I am blown away by your post! This could be my life story because I am going through the same. exact. thing. I just want to tell you that you are not alone. I only have one virtuous friendship whom I completely trust, so she knows about my situation. Frequently, I need to ask her for a reality check from her because I feel like I imagine all of this because they gaslight me and have manipulated me for years. They can be so nice sometimes and say they love me, but I can’t believe it when I hear what they say about me behind my back. I felt so guilty seeking therapy and spiritual direction from my priest because my parents brainwashed me to never think anything negative about them. But, reaching out feels SO good. I know it’s hard and I feel like people will blame ME when I tell them about my situation, but I can promise that people do care about you. My priest was deeply moved and sympathetic of my struggles.

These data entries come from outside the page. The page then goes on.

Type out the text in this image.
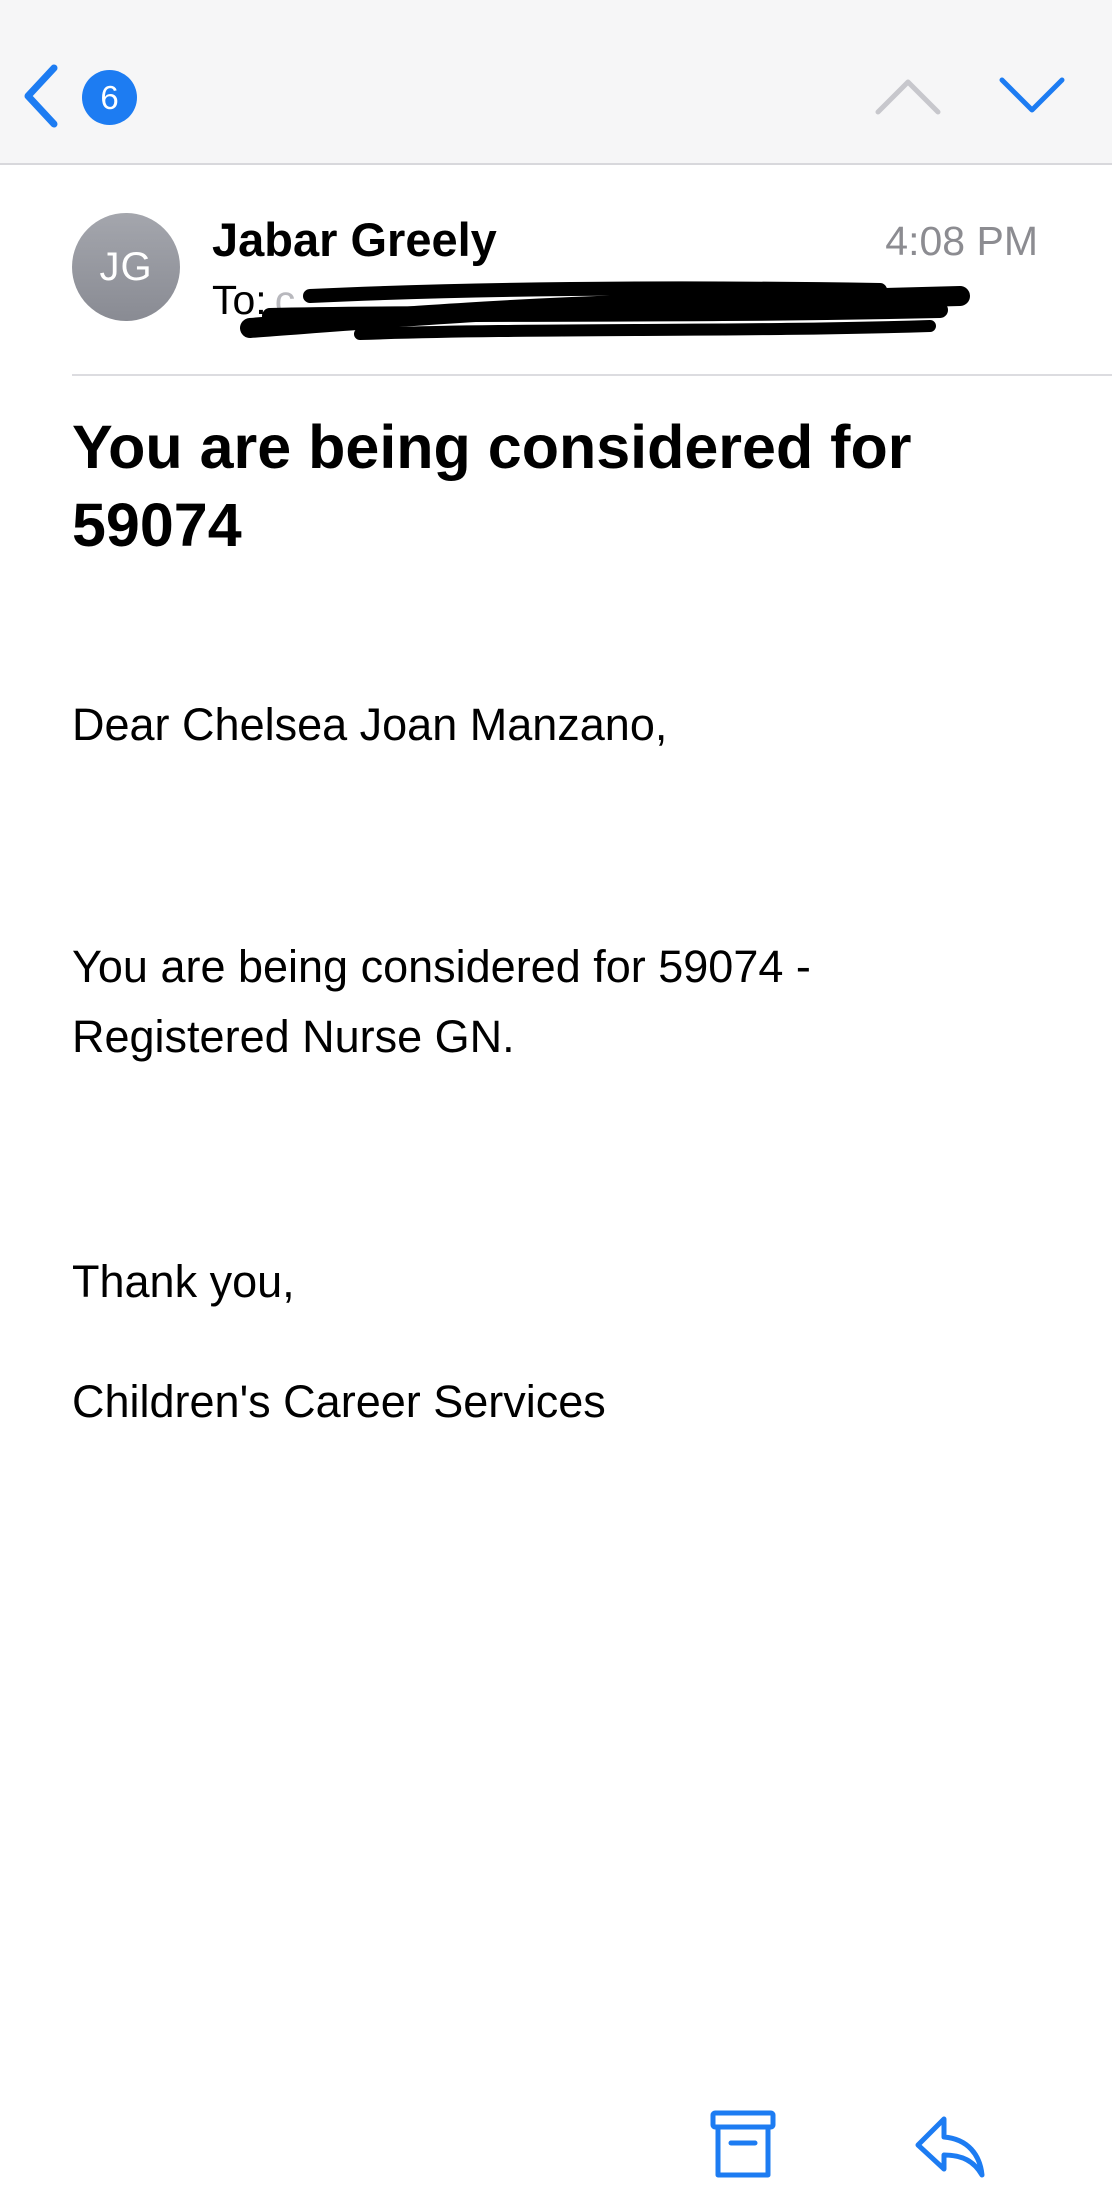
6
JG
Jabar Greely	4:08 PM
To: c.
You are being considered for 59074

Dear Chelsea Joan Manzano,

You are being considered for 59074 - Registered Nurse GN.

Thank you,

Children's Career Services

My parents have made me completely dependent on them and have said I am disrespectful when I told them I am car shopping, wanted to get a job, anything that will have them lose control over me. I have always thought them overprotective and controlling, but my priest told me that I am being emotionally and verbally abused (I don’t know if this is the same for you). Only recently when I sought therapy for depression, anxiety, binge eating, low confidence, self loathing, and perfectionism that I realized how dangerous this is and how much my negative, critical parents have affected me. They tell me that family is the most important thing and that no one else will care about me like they do (God, I hope not!). But, I’ve been mentally separating myself from them and opening up to my friends and am finding, people like me! and they accept me as I am! What I did was I made a list of the things my parents have done (I feel guilty making a “everything my parents have done wrong” list, but I need it as a reality check because I still don’t believe it) and negative worldviews they taught you. Sort out what they brainwashed you with, and what you actually know to be true. Identify these behaviors and work to eradicate them. You don’t deserve to be treated like this!
What is the worst is that I have an older sister who thinks absolutely nothing is wrong. She moved away for grad school, but texts practically every hour. She worships my parents and thinks they are the best…which is what they want! So, I can’t even talk to her about this. But, she realizes that our parents treat me differently. When I’ve tried to address problems in the house (like wanting to be closer to my father), I am called ungrateful and completely invalidated. The only time my dad has spoken to me is to yell at me. We have no other relationship. What is sad is that, I don’t even want one with him anymore. My therapist (an LMFT) urges me to work with them and let them know that I’m not abandoning them, but I disagree with this. It only feeds the dangerous behavior and would insinuate to them that they’ve done something wrong. My instinct is screaming that this is a bad situation and I need to get out now and do healing on my own.
Sorry, this got long, but I wanted to share with you. Sending love.